Over on the official Unity 3D website they have a lengthy blog post detailing all of the new features and updates available in the latest version of the development toolset. There’s a lot to cover but I’ll stick to the important stuff.
The OpenVR setup has been refined and optimized in Unity 5.4 with reduced redundancies in duplicate functionality, so there’s better performance on the software side when it comes to rendering passes. This is also imperative for maintaining and sustaining playable frame-rates. For those developing VR titles and apps, you know how important it is to make sure that users aren’t suffering from frame-stutter or dropped frames in a VR app, otherwise you’ll end up making a bunch of people sick… sort of like what happened with Capcom and the Resident Evil 7 VR demo.

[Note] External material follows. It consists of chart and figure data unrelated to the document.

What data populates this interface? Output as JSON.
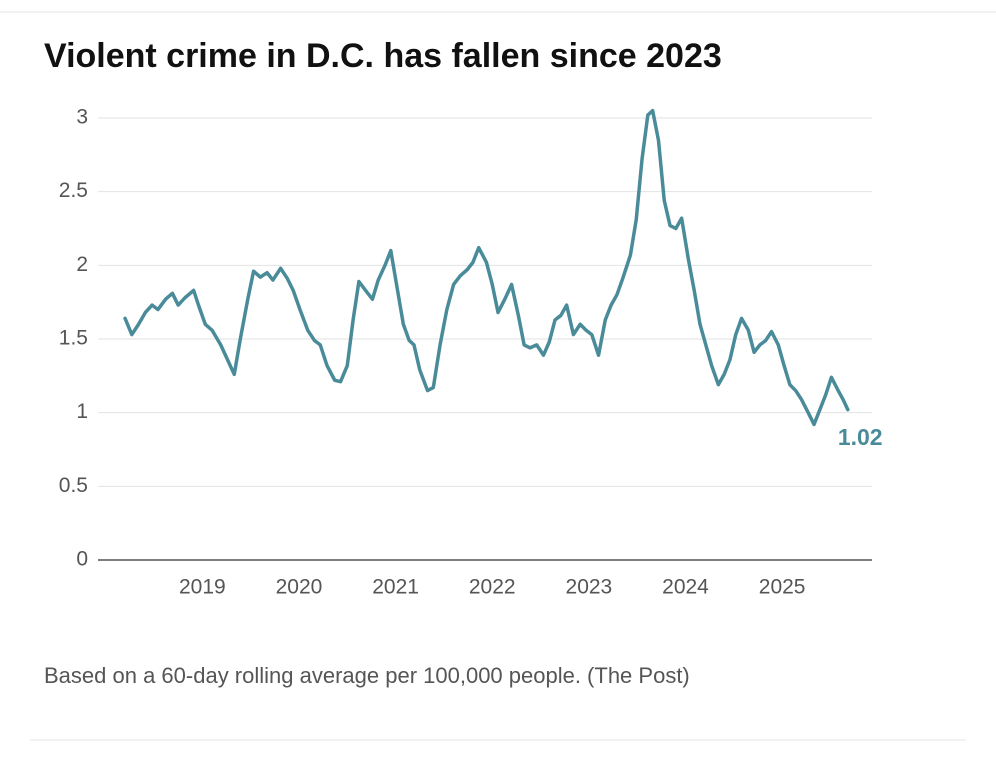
{
  "chart_data": {
    "type": "line",
    "title": "Violent crime in D.C. has fallen since 2023",
    "note": "Based on a 60-day rolling average per 100,000 people. (The Post)",
    "xlim": [
      2017.92,
      2025.93
    ],
    "xticks": [
      2019,
      2020,
      2021,
      2022,
      2023,
      2024,
      2025
    ],
    "ylim": [
      0,
      3
    ],
    "yticks": [
      0,
      0.5,
      1,
      1.5,
      2,
      2.5,
      3
    ],
    "grid": true,
    "x": [
      2018.2,
      2018.27,
      2018.34,
      2018.41,
      2018.48,
      2018.54,
      2018.62,
      2018.69,
      2018.75,
      2018.82,
      2018.91,
      2018.96,
      2019.03,
      2019.1,
      2019.19,
      2019.26,
      2019.33,
      2019.39,
      2019.47,
      2019.53,
      2019.6,
      2019.67,
      2019.73,
      2019.81,
      2019.88,
      2019.94,
      2020.01,
      2020.09,
      2020.16,
      2020.22,
      2020.29,
      2020.37,
      2020.43,
      2020.5,
      2020.56,
      2020.62,
      2020.7,
      2020.76,
      2020.82,
      2020.89,
      2020.95,
      2021.02,
      2021.08,
      2021.14,
      2021.19,
      2021.25,
      2021.33,
      2021.39,
      2021.46,
      2021.53,
      2021.6,
      2021.67,
      2021.74,
      2021.8,
      2021.86,
      2021.94,
      2022.0,
      2022.06,
      2022.13,
      2022.2,
      2022.27,
      2022.33,
      2022.39,
      2022.46,
      2022.53,
      2022.59,
      2022.65,
      2022.71,
      2022.77,
      2022.84,
      2022.91,
      2022.97,
      2023.03,
      2023.1,
      2023.17,
      2023.23,
      2023.29,
      2023.35,
      2023.43,
      2023.49,
      2023.55,
      2023.61,
      2023.66,
      2023.72,
      2023.78,
      2023.84,
      2023.9,
      2023.96,
      2024.03,
      2024.09,
      2024.15,
      2024.21,
      2024.27,
      2024.34,
      2024.4,
      2024.46,
      2024.52,
      2024.58,
      2024.65,
      2024.71,
      2024.77,
      2024.83,
      2024.89,
      2024.96,
      2025.02,
      2025.08,
      2025.14,
      2025.2,
      2025.27,
      2025.33,
      2025.39,
      2025.45,
      2025.51,
      2025.58,
      2025.63,
      2025.68
    ],
    "series": [
      {
        "color": "#4a8b99",
        "values": [
          1.64,
          1.53,
          1.6,
          1.68,
          1.73,
          1.7,
          1.77,
          1.81,
          1.73,
          1.78,
          1.83,
          1.73,
          1.6,
          1.56,
          1.46,
          1.36,
          1.26,
          1.49,
          1.77,
          1.96,
          1.92,
          1.95,
          1.9,
          1.98,
          1.91,
          1.83,
          1.7,
          1.56,
          1.49,
          1.46,
          1.32,
          1.22,
          1.21,
          1.32,
          1.63,
          1.89,
          1.82,
          1.77,
          1.9,
          2.0,
          2.1,
          1.83,
          1.6,
          1.49,
          1.46,
          1.29,
          1.15,
          1.17,
          1.46,
          1.7,
          1.87,
          1.93,
          1.97,
          2.02,
          2.12,
          2.02,
          1.87,
          1.68,
          1.77,
          1.87,
          1.66,
          1.46,
          1.44,
          1.46,
          1.39,
          1.48,
          1.63,
          1.66,
          1.73,
          1.53,
          1.6,
          1.56,
          1.53,
          1.39,
          1.63,
          1.73,
          1.8,
          1.91,
          2.07,
          2.31,
          2.72,
          3.02,
          3.05,
          2.85,
          2.44,
          2.27,
          2.25,
          2.32,
          2.04,
          1.83,
          1.6,
          1.46,
          1.32,
          1.19,
          1.26,
          1.36,
          1.53,
          1.64,
          1.56,
          1.41,
          1.46,
          1.49,
          1.55,
          1.46,
          1.32,
          1.19,
          1.15,
          1.09,
          1.0,
          0.92,
          1.02,
          1.12,
          1.24,
          1.15,
          1.09,
          1.02
        ]
      }
    ]
  }
}
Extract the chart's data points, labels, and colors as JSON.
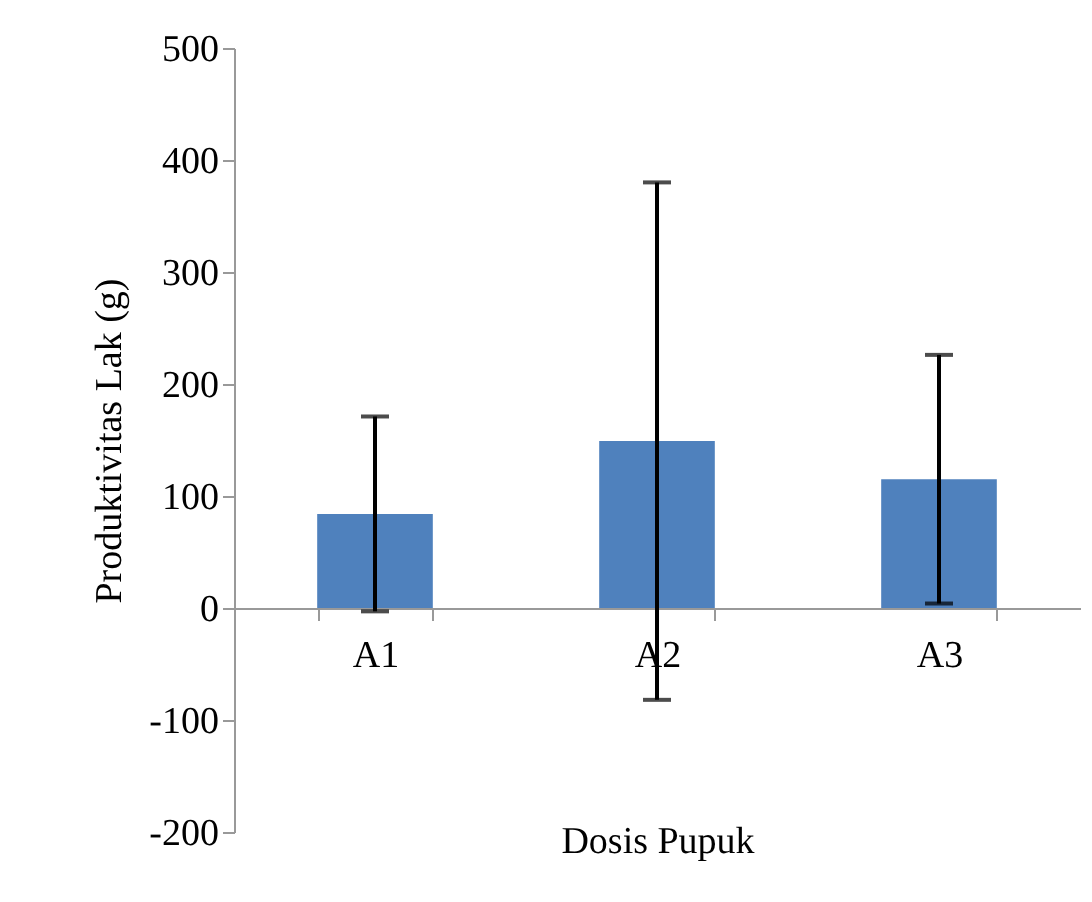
{
  "chart_data": {
    "type": "bar",
    "xlabel": "Dosis Pupuk",
    "ylabel": "Produktivitas Lak (g)",
    "categories": [
      "A1",
      "A2",
      "A3"
    ],
    "values": [
      84,
      149,
      115
    ],
    "errors": [
      87,
      231,
      111
    ],
    "color": "#4f81bd",
    "ylim": [
      -200,
      500
    ],
    "yticks": [
      -200,
      -100,
      0,
      100,
      200,
      300,
      400,
      500
    ],
    "grid": false
  }
}
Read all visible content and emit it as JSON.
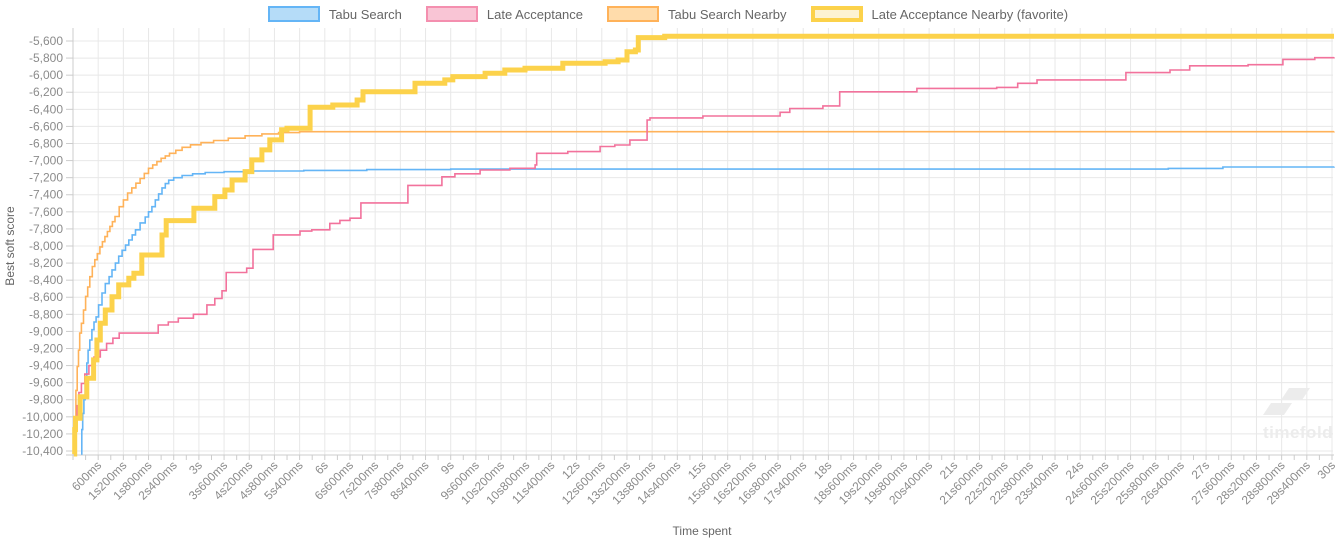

They offer some tutorials on how to get started with integrating VR support into your project over on the Unity website.
Additionally, they have plans on natively integrating Google DayDream into an upcoming build of the Unity 3D game engine, so keep your eyes peeled for that.
Some of the other updates includes shorter build times for WebGL, as well as the ability to make use of a cloud build setup right from the editor.
Another fairly important part of the 5.4 update is improved multithreaded rendering. I still can’t believe we have such piss-poor multithreaded support in this day and age, well over a decade removed from having multiple cores in our computers and consoles. Nevertheless, they’ve optimized it so that graphics command lists can be spread across multiple CPU cores instead of dealing with the bottlenecks associated with cramming them through just one or two cores.
And speaking of optimizations for multithreaded functions… multiple identical geometries that share the same material can now be rendered with fewer draw calls from the GPU. So now when you have large buildings crumbling and lots of debris flying, you can utilize Unity 5.4’s GPU instancing across home consoles and PC making use of Direct X 11 and 12 Shader Model 4.0 and higher functionality.
The Unreal Engine already has optimization for features like the GPU instancing, as well as integrated support for Nvidia’s physics systems if you have a GTX brand card, it makes creating dynamic scenarios with crumbling rocks, lots of debris or many moving parts sharing identical material a lot easier to render to the screen without dampening the performance. It’s nice to see the Unity playing catch up here, and this should help a lot with games that have very complex scenarios that may utilize a lot of the same materials and meshes within a single instance.
There’s also better particle lighting and motion vector illustrations that have been implemented into Unity 5.4 that you can check out and see demonstrated in brief clips over on the official Unity website. You can download the latest version right now and start getting work on your next masterpiece.